O advogado de defesa do caminhoneiro Rafael Conrado, Davidson da Silva, aposta na absolvição do cliente. Rafael será levado ao júri popular acusado de causar a morte de cinco pessoas em uma tragédia registrada na avenida Presidente Kennedy, trecho urbano da BR-376 em Ponta Grossa e o advogado de defesa tentará provar ao júri que Conrado não dirigia alcoolizado no momento do acidente e que teria sido mais uma vítima da colisão.

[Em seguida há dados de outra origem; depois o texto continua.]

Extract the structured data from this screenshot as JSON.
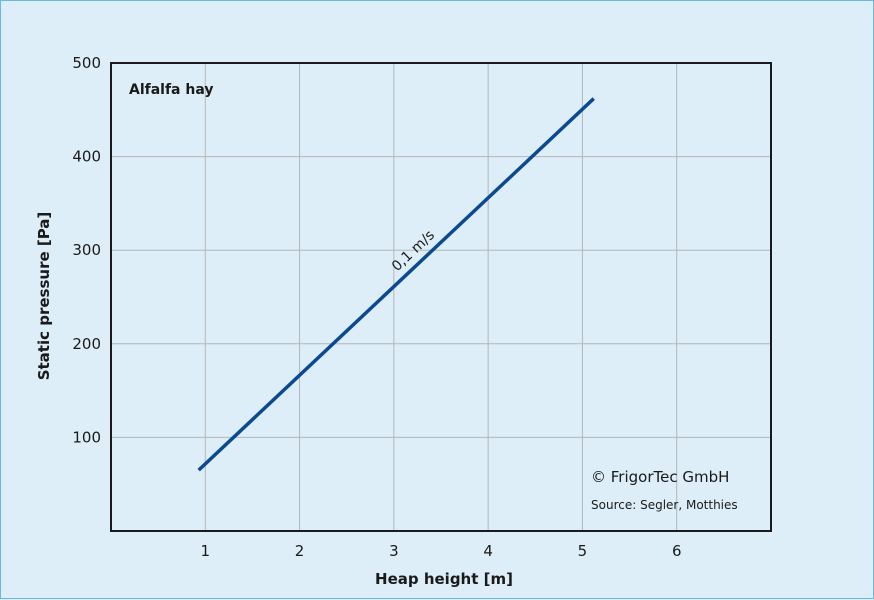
{
  "chart_data": {
    "type": "line",
    "title": "",
    "inset_title": "Alfalfa hay",
    "xlabel": "Heap height [m]",
    "ylabel": "Static pressure [Pa]",
    "xlim": [
      0,
      7
    ],
    "ylim": [
      0,
      500
    ],
    "x_ticks": [
      1,
      2,
      3,
      4,
      5,
      6
    ],
    "y_ticks": [
      100,
      200,
      300,
      400,
      500
    ],
    "grid": true,
    "series": [
      {
        "name": "0,1 m/s",
        "color": "#0b4a8f",
        "x": [
          0.93,
          5.12
        ],
        "y": [
          65,
          462
        ]
      }
    ],
    "annotations": {
      "copyright": "© FrigorTec GmbH",
      "source": "Source: Segler, Motthies"
    }
  }
}
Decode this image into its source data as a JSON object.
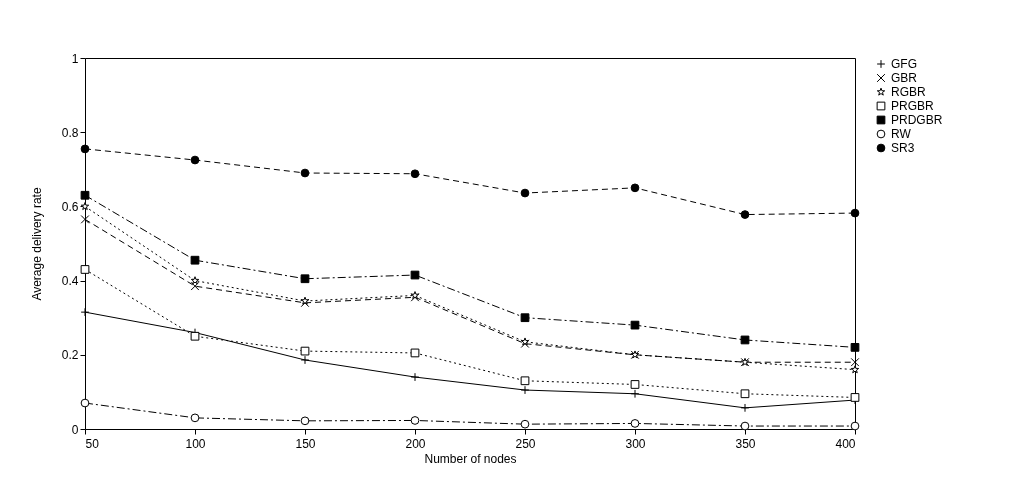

De acordo com o advogado, Rafael foi testado três vezes pelo etilômetro da Polícia Rodoviária Federal (PRF) já no Pronto Socorro Municipal de Ponta Grossa (PSM). Davidson afirma que dois dos três testes feitos com o caminhoneiro deram negativo e que apenas um apontou para a ingestão de álcool. No entanto, segundo o advogado, o teste que aponta o consumo de bebida também deveria ser desconsiderado.
"O Conrado já estava sendo medicado e dopado no momento do teste. É mais do que esperado que ele estivesse grogue. O teste apresentado nos laudos não pode comprovar a embriaguez do cliente", explicou o advogado. No entanto, a defesa do caminhoneiro não soube explicar como Rafael saiu do local do acidente e foi parar no PSM, antes da chegada das equipes de resgate.

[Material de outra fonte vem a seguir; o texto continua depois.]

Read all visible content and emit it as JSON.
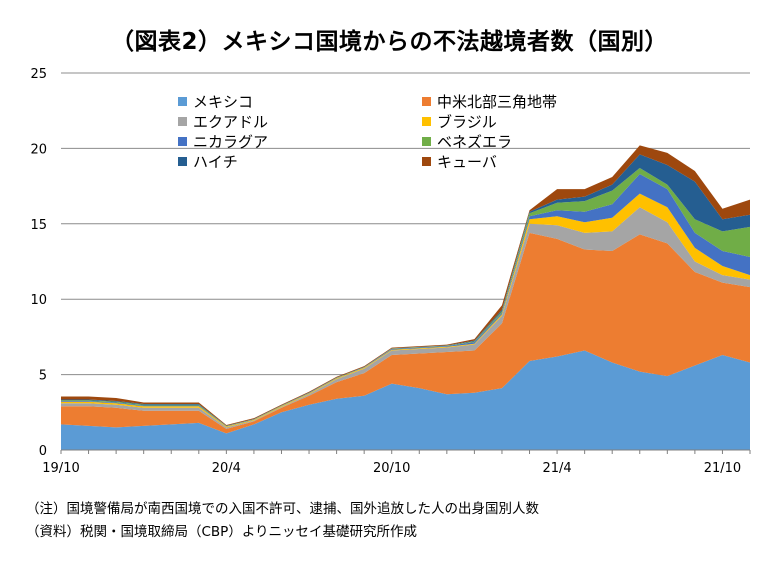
{
  "chart_data": {
    "type": "area",
    "stacked": true,
    "title": "（図表2）メキシコ国境からの不法越境者数（国別）",
    "xlabel": "",
    "ylabel": "",
    "ylim": [
      0,
      25
    ],
    "y_ticks": [
      0,
      5,
      10,
      15,
      20,
      25
    ],
    "grid": true,
    "legend_placement": "top-left",
    "x": [
      "19/10",
      "19/11",
      "19/12",
      "20/1",
      "20/2",
      "20/3",
      "20/4",
      "20/5",
      "20/6",
      "20/7",
      "20/8",
      "20/9",
      "20/10",
      "20/11",
      "20/12",
      "21/1",
      "21/2",
      "21/3",
      "21/4",
      "21/5",
      "21/6",
      "21/7",
      "21/8",
      "21/9",
      "21/10",
      "21/11"
    ],
    "x_tick_labels": [
      "19/10",
      "20/4",
      "20/10",
      "21/4",
      "21/10"
    ],
    "series": [
      {
        "name": "メキシコ",
        "color": "#5B9BD5",
        "values": [
          1.7,
          1.6,
          1.5,
          1.6,
          1.7,
          1.8,
          1.1,
          1.7,
          2.5,
          3.0,
          3.4,
          3.6,
          4.4,
          4.1,
          3.7,
          3.8,
          4.1,
          5.9,
          6.2,
          6.6,
          5.8,
          5.2,
          4.9,
          5.6,
          6.3,
          5.8
        ]
      },
      {
        "name": "中米北部三角地帯",
        "color": "#ED7D31",
        "values": [
          1.2,
          1.3,
          1.3,
          1.0,
          0.9,
          0.8,
          0.3,
          0.2,
          0.3,
          0.6,
          1.1,
          1.5,
          1.9,
          2.3,
          2.8,
          2.8,
          4.3,
          8.5,
          7.8,
          6.7,
          7.4,
          9.1,
          8.8,
          6.2,
          4.8,
          5.0
        ]
      },
      {
        "name": "エクアドル",
        "color": "#A5A5A5",
        "values": [
          0.2,
          0.2,
          0.2,
          0.2,
          0.2,
          0.2,
          0.1,
          0.05,
          0.05,
          0.1,
          0.2,
          0.3,
          0.3,
          0.3,
          0.3,
          0.4,
          0.5,
          0.6,
          0.9,
          1.1,
          1.3,
          1.8,
          1.4,
          0.7,
          0.5,
          0.5
        ]
      },
      {
        "name": "ブラジル",
        "color": "#FFC000",
        "values": [
          0.1,
          0.1,
          0.1,
          0.1,
          0.1,
          0.1,
          0.05,
          0.05,
          0.05,
          0.05,
          0.05,
          0.05,
          0.05,
          0.05,
          0.05,
          0.05,
          0.1,
          0.3,
          0.6,
          0.7,
          0.9,
          0.9,
          1.0,
          0.9,
          0.6,
          0.3
        ]
      },
      {
        "name": "ニカラグア",
        "color": "#4472C4",
        "values": [
          0.05,
          0.05,
          0.05,
          0.05,
          0.05,
          0.05,
          0.02,
          0.02,
          0.02,
          0.02,
          0.02,
          0.02,
          0.05,
          0.05,
          0.05,
          0.1,
          0.1,
          0.2,
          0.4,
          0.7,
          0.9,
          1.3,
          1.2,
          1.0,
          1.0,
          1.2
        ]
      },
      {
        "name": "ベネズエラ",
        "color": "#70AD47",
        "values": [
          0.05,
          0.05,
          0.05,
          0.05,
          0.05,
          0.05,
          0.02,
          0.02,
          0.02,
          0.02,
          0.02,
          0.02,
          0.02,
          0.02,
          0.02,
          0.05,
          0.1,
          0.2,
          0.5,
          0.7,
          0.9,
          0.4,
          0.3,
          0.9,
          1.3,
          2.0
        ]
      },
      {
        "name": "ハイチ",
        "color": "#255E91",
        "values": [
          0.05,
          0.05,
          0.05,
          0.05,
          0.05,
          0.05,
          0.02,
          0.02,
          0.02,
          0.02,
          0.02,
          0.02,
          0.02,
          0.02,
          0.02,
          0.05,
          0.1,
          0.1,
          0.2,
          0.3,
          0.4,
          0.9,
          1.3,
          2.5,
          0.8,
          0.8
        ]
      },
      {
        "name": "キューバ",
        "color": "#9E480E",
        "values": [
          0.2,
          0.2,
          0.2,
          0.1,
          0.1,
          0.1,
          0.05,
          0.05,
          0.05,
          0.05,
          0.05,
          0.05,
          0.05,
          0.05,
          0.05,
          0.1,
          0.3,
          0.1,
          0.7,
          0.5,
          0.5,
          0.6,
          0.8,
          0.7,
          0.7,
          1.0
        ]
      }
    ]
  },
  "notes": {
    "note": "（注）国境警備局が南西国境での入国不許可、逮捕、国外追放した人の出身国別人数",
    "source": "（資料）税関・国境取締局（CBP）よりニッセイ基礎研究所作成"
  }
}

PRF reafirma embriaguez de caminhoneiro
O inspetor da Polícia Rodoviária Federal (PRF), Haroldo Rauch, reafirmou que a instituição tem provas concretas de que o caminhoneiro aparentava vários sinais de embriaguez no momento da abordagem, entre eles fala confusa e hálito etílico. "Nós temos que respeitar o trabalho da PRF que tem quase 90 anos de história. A informação que temos sobre o caso é que o Conrado não assoprava o bafômetro o suficiente para que o teste fosse feito, nas duas primeiras oportunidades, e só assoprou corretamente na terceira vez", argumentou Rauch.

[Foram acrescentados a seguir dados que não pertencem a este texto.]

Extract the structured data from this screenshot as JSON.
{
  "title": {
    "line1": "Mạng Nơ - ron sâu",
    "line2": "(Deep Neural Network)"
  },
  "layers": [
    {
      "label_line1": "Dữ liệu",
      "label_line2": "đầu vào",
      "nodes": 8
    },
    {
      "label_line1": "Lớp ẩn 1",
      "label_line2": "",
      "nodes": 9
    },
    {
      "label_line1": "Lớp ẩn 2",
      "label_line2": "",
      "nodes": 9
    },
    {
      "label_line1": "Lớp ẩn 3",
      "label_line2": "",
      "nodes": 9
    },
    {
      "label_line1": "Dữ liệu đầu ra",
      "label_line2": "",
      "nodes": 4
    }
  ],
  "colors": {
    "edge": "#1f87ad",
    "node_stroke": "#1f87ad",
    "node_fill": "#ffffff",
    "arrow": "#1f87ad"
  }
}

Haroldo explicou que Conrado, por duas vezes, não exalou a quantidade necessária de ar para que o teste fosse concluído. O inspetor também voltou a reforçar que existem várias provas, inclusive testemunhais, de que Conrado estava alcoolizado.
Laudo do seguro também provaria inocência de Conrado
Um laudo pericial apresentado pela defesa do caminhoneiro Rafael Conrado aponta para a inocência do rapaz na tragédia registrada no dia 3 agosto na BR-376.O laudo foi feito pela seguradora do caminhão de Conrado – o documento aponta para o fato de Rafael ter sido fechado por outro caminhão e não batido contra a traseira do veículo.
“O Conrado foi injustiçado e está sendo julgado publicamente de maneira injusta. Nos autos só constam provas da acusação. Ele está preso de maneira irregular”, ponderou Davidson.
O documento da seguradora traz indícios de que a cabine do caminhão ficou destruída apenas do lado direito – o que comprovaria que Conrado foi jogado para fora da vista por uma “abalroada lateral”, conhecida popularmente como ‘fechada’. “Se a colisão fosse traseira o Conrado teria morrido ainda no local do acidente”, complementou Silva.
Defesa acredita em absolvição
Davidson acredita que Conrado deverá ser absolvido do crime já que seria mais uma vítima do acidente e não o causador da tragédia. O advogado voltou a afirmar que o caminhoneiro está preso de maneira injusta no presídio Hildebrando de Souza.
Família de Rafael passava dificuldades
A família do caminhoneiro pede a liberação do rapaz – Conrado morava com os pais no Jardim Monte Carlo. Em novembro de 2014, Airton Conrado, pai de Rafael, conta que o filho é mais uma das vítimas do acidente. “Nosso filho está preso injustamente, ele foi mais uma vítima daquela tragédia. O Rafael nos ajudava em casa e desde então tem sido muito difícil”, explicou. A mãe de Conrado está desempregada e a família passava por dificuldades financeiras.